Organizer moves Christian workshop from Kansas House

? The organizer of a training workshop for dozens of evangelical pastors and church leaders said Wednesday that he has moved the event out of the Kansas House because of the expected number participants, but he rejected a national group’s charge that it would improperly mix government with religion.

Organizer Dave DePue said the three-day “transforming revival” workshop will be held this week at the Topeka Performing Arts Center, a few blocks from the Statehouse, because 180 people want to participate, more than the floor of the House chamber can accommodate comfortably.

The Rev. Barry Lynn, executive director of the Washington-based group Americans for Separation of Church and State, had criticized the event, saying he has never heard of a working legislative chamber in a statehouse being used to promote Christianity or any religion.

“This is almost like turning the seat of government over temporarily to a religious group,” said Lynn, an ordained United Church of Christ minister. “It’s startling to me to even hear about it.”

DePue said the event won’t have a political agenda but focus on helping pastors and other church leaders strengthen community work in tough economic times. He is state director for Capitol Commission, a Raleigh, N.C., nonprofit group that puts pastors in Statehouses to advise policymakers.

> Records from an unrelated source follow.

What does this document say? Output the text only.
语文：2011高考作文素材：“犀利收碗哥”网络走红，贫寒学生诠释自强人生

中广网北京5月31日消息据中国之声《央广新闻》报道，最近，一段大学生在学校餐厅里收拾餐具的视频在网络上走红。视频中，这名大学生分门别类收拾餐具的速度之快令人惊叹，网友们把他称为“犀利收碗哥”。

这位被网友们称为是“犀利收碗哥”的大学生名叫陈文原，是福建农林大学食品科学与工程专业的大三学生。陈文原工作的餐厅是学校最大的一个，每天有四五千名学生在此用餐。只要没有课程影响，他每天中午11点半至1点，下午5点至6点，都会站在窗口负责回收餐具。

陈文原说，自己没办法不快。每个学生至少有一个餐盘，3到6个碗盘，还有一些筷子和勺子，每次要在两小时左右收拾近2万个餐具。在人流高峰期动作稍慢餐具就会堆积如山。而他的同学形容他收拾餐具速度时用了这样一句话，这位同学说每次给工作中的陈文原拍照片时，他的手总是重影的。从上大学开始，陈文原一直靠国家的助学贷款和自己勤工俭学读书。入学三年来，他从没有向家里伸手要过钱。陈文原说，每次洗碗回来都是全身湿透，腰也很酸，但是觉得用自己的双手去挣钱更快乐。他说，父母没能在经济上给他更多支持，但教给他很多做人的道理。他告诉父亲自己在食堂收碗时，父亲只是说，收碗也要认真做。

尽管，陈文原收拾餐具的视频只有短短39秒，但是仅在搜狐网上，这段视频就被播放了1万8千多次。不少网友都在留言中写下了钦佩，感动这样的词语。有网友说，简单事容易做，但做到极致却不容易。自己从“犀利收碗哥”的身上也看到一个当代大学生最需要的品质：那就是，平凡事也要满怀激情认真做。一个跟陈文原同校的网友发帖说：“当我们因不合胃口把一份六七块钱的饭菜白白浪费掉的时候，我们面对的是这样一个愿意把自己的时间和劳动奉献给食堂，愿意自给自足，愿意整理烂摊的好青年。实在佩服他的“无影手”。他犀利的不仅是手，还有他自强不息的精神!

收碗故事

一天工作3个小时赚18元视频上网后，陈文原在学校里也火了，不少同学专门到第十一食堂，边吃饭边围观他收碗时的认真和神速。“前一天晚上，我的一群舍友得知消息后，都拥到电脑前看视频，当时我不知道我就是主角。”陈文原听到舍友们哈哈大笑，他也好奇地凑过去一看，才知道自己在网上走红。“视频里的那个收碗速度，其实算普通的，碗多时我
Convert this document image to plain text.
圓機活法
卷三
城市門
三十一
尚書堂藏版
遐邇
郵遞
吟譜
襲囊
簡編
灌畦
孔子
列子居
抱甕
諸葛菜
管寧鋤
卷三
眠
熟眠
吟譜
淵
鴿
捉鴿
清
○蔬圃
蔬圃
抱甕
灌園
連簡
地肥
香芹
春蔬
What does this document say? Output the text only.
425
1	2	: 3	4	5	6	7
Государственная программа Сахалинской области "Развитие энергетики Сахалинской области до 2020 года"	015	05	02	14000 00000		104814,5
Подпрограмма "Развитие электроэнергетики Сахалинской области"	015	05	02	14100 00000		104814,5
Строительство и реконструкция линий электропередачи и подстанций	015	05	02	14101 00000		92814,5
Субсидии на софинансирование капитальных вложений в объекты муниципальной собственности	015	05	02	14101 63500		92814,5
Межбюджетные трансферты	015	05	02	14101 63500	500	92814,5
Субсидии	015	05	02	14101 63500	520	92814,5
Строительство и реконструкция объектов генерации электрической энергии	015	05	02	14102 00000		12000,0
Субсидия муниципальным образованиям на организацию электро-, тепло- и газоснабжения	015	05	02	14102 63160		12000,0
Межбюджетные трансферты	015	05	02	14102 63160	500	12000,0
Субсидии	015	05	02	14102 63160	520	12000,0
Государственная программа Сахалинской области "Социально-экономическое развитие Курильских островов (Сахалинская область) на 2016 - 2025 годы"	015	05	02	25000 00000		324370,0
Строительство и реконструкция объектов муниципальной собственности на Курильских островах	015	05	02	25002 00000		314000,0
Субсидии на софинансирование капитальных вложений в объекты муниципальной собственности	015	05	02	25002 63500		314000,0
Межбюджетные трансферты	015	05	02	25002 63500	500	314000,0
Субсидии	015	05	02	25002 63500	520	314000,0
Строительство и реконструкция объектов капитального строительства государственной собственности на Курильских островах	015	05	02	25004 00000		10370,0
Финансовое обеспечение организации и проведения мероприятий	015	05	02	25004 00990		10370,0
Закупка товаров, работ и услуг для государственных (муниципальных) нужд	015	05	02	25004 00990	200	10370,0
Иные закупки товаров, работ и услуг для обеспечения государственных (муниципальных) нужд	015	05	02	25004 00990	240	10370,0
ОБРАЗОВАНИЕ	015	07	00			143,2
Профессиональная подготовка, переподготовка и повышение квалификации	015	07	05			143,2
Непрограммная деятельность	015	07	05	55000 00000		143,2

“I wouldn’t last a day up here if I got political,” said DePue, who frequently visits the Statehouse. “The whole purpose is to help families, churches and communities.”

Organizers of the event in the House chamber describe it as a “beginner’s course” for Christians interested in transforming their community through a spiritual revival. Workshop sessions are scheduled for Thursday and Friday evening and all day Saturday, with participants paying $100 per person or $190 per couple.

Legislators have allowed Christian prayer meetings at the Statehouse regularly in recent years, and Gov. Sam Brownback has been a visible participant in National Day of Prayer events the past two years. DePue said Brownback was set to welcome the workshop participants to Topeka.

Also, the state’s Roman Catholic bishops sponsored a rally in June against a federal mandate for health insurance coverage of birth control, drawing thousands of participants. The Statehouse occasionally has been the site of weddings and, in at least one case in recent years, the Senate had a memorial in its chamber for a member who’d died.

But the Legislature’s staff couldn’t remember a case in at least 15 years of an event like the workshop being scheduled for one of the two chambers.

Such workshops are a program of The Sentinel Group, of Lynwood, Wash. On its website, the group calls itself a research agency “helping the Church pray knowledgeably for end-time global evangelization” and promoting “genuine revival and societal transformation.” Its president is listed as teaching the Kansas workshop.

The Legislature’s policies allow nonprofit groups to use committee rooms and the House or Senate chamber if at least one lawmaker sponsors the event. The policies don’t preclude events with religious themes but say a group generally can’t limit participation based on race, ethnicity, religion or gender, and the event is supposed to educate participants about the legislative process.

DePue sought the use of the House chamber in May — because, he said, the event is drawing people from across the state. In considering whether to schedule an event in the House or Senate chamber, the Legislature’s staff asks its top leaders whether any of them object, giving them a few days to respond. In the House, none objected to the workshop when notified by letter in July.

The event’s legislative sponsor is House Majority Leader Arlen Siegfreid, an Olathe Republican, who this year sponsored an unsuccessful proposal to set aside space in the Statehouse for meditation or prayer. He said the event is little different than those sponsored at the Statehouse by other outside groups and will give participants a chance to learn about state government.

“This is a group of people who want to use the House, like a lot of independent groups,” he said. “What it is not is a religious meeting. They may pray, but we pray.”